Relaxing over a coffee in the grand ground floor court at Waverley Gate, commnications director Kenneth Fowler (salary £60,000 a year) explained “ In the past ther emight have been an idea that the arts council was there to serve the artists. That’s not the case any more. We are here to serve the Scottish people and we are accountable to them” Serving the Scottish people appears to require keeping the talented people CS is supposed to be managing at arms’ length.

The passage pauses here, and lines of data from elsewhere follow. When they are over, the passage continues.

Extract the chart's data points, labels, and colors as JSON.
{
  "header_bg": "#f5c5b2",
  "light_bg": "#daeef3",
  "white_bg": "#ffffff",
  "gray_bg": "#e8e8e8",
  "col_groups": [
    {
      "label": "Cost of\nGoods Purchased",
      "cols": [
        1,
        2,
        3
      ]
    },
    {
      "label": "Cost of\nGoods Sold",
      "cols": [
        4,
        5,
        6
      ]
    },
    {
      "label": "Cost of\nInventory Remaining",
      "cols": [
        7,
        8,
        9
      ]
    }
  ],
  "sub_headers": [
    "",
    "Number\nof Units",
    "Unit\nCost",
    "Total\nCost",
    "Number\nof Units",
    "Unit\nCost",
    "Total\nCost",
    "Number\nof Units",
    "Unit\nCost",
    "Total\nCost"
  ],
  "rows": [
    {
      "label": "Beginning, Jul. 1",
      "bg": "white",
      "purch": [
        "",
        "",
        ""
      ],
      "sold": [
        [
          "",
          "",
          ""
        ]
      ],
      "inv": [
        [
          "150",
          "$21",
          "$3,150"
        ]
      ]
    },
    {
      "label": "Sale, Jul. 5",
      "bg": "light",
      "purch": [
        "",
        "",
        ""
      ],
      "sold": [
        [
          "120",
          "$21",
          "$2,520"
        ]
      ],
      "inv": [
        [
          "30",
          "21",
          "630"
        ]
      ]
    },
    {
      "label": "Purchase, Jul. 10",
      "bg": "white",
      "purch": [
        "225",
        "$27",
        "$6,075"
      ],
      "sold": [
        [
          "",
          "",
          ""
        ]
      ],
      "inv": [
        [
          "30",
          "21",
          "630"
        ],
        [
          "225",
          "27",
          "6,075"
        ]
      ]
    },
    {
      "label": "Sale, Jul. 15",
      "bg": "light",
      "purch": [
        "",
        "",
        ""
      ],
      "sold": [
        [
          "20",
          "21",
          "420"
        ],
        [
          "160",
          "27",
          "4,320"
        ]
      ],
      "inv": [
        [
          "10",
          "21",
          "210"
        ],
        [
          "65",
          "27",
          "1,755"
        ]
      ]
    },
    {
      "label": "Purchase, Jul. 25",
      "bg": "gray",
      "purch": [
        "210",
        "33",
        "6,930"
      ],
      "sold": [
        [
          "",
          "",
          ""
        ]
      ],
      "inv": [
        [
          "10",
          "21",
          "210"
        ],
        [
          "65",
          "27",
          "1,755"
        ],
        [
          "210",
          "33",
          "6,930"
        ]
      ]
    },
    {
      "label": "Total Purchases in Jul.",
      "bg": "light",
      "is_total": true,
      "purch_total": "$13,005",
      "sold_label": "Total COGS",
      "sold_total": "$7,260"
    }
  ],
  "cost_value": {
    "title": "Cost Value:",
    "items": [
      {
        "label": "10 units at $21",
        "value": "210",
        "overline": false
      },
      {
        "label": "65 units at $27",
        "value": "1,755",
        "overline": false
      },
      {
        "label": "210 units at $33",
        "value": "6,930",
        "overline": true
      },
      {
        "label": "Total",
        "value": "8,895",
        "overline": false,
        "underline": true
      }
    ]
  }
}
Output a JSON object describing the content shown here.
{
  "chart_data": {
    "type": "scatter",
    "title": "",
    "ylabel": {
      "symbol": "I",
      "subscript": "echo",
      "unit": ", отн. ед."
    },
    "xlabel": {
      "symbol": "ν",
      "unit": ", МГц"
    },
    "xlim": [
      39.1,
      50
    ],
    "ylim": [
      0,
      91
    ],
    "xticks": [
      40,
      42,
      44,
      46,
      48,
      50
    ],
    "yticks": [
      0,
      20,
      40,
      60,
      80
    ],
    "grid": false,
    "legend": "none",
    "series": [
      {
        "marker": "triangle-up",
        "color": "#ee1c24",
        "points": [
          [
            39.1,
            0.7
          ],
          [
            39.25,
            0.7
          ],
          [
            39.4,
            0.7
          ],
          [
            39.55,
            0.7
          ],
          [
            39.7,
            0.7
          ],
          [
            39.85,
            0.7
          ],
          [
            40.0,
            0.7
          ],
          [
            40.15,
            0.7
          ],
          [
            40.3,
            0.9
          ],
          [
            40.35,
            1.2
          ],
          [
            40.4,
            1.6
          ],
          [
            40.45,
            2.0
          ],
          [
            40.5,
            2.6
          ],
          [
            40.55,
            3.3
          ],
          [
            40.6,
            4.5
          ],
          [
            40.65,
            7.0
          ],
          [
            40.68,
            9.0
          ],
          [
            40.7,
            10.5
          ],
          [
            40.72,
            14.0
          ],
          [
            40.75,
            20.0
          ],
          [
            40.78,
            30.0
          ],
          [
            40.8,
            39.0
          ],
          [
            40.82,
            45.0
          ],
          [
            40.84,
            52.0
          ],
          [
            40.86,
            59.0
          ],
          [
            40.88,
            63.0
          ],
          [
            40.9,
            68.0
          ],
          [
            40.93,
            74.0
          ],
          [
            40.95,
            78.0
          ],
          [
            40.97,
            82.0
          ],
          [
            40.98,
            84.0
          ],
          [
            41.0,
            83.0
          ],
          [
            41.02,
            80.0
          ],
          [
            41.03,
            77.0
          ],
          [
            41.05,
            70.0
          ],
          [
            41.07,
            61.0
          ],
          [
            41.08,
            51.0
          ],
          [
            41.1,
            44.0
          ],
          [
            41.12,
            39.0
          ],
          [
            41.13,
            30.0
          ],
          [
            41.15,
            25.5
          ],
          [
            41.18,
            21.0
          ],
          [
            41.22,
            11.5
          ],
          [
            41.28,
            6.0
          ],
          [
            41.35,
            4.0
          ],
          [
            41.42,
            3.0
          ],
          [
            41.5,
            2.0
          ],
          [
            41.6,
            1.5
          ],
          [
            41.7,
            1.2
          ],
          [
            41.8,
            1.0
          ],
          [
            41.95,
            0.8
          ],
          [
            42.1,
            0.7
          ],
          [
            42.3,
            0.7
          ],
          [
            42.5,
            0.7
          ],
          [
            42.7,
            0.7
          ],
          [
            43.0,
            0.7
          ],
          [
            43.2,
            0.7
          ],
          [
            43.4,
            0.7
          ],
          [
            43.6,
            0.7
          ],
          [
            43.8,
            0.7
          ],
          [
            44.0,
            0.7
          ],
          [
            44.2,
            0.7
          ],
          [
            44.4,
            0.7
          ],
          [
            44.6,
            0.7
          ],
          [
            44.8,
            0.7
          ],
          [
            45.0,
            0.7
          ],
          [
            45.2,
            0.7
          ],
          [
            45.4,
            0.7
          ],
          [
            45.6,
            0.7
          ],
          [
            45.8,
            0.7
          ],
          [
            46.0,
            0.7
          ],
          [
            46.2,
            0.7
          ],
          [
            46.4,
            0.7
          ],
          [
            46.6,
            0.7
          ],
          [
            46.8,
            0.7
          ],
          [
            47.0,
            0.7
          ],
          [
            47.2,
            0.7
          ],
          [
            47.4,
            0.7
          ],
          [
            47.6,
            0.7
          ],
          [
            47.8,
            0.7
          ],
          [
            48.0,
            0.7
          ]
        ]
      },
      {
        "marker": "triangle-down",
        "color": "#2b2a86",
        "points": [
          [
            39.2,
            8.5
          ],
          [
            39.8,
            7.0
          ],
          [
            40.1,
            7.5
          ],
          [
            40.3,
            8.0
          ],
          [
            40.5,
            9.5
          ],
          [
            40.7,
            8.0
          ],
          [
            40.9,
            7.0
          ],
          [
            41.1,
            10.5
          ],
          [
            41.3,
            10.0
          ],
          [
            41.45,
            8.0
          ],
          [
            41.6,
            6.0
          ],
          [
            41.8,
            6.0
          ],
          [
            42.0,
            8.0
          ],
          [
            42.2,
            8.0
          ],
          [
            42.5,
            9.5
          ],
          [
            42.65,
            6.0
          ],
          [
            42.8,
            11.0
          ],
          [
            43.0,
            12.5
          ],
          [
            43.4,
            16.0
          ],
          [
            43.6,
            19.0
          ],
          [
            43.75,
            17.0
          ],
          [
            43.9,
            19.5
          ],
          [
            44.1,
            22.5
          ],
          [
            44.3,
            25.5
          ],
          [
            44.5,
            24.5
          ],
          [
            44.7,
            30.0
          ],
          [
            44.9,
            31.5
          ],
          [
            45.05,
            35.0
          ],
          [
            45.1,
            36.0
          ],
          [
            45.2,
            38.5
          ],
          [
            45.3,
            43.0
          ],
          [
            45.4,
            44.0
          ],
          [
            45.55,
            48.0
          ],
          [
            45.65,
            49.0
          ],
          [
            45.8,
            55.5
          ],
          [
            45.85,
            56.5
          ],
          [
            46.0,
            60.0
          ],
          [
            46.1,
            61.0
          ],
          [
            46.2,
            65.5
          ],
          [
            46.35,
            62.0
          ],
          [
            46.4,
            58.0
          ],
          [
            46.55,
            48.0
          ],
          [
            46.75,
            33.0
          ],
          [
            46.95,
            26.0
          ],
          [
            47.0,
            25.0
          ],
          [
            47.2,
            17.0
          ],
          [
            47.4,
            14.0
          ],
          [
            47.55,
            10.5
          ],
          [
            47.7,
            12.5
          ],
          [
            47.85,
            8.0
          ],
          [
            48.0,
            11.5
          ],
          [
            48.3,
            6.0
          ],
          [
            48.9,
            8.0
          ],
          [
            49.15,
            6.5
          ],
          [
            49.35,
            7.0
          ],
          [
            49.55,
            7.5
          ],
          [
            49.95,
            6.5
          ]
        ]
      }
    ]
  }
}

Another major worry about project funding is that it hands artistic control to beaurocrats to decide what artistic direction or what projects artists should be working on. Artistic decisions, explains Fowler, will have to be made in “collaboration’ with CS portfolio managers. That, apparently is what the Scottish people demand. The implication is that organisations which are not willing to accept artistic direction from people whose expertise in their area may be limited or even non-existent won’t get funding.
The other implication of this is that mangers at CS will not simply be supporting artists and their organisations – they actually see themselves as having a role in creating the work. This marks a change in tone and a degree of hubris which for all its faults the old Scottish Arts Council did not display. There is evident in the culture of CS, a subtle distrust of the artists themselves, which is what McMillan was getting at when she called it ‘disrespectful’.
Photos of £130,000-a-year chief executive Andrew Dixon, posing with Ken Loach and Ewan McGregor recently appeared on the CS website. (They seem to have vanished after appearing on Facebook with different captions) Perhaps this is a sign of things to come. Like Hitchcock, he may demand a walk-on role in every CS-inspired production he co-authors.
No longer arts administrators or managers, the senior staff style themselves Creative Directors. There are three Creative Directors whose biographies and salaries are available to view on the website. The highest paid Venu Dhupa, on a salary of £74,000, mentions her previous role at the British Council on her profile on the CS web site. She does not mention however that controversial changes she introduced there were linked to what the Guardian called in 2008 ‘a breakdown of trust between artists and managers’ and upset among others, Peter Blake,, David Hockney and Lucian Freud.
Having taken their place in the limelight, the staff at Creative Scotland better prepare themselves for some more bad reviews – and they could find themselves fielding a few rotten tomatoes if the show does not improve.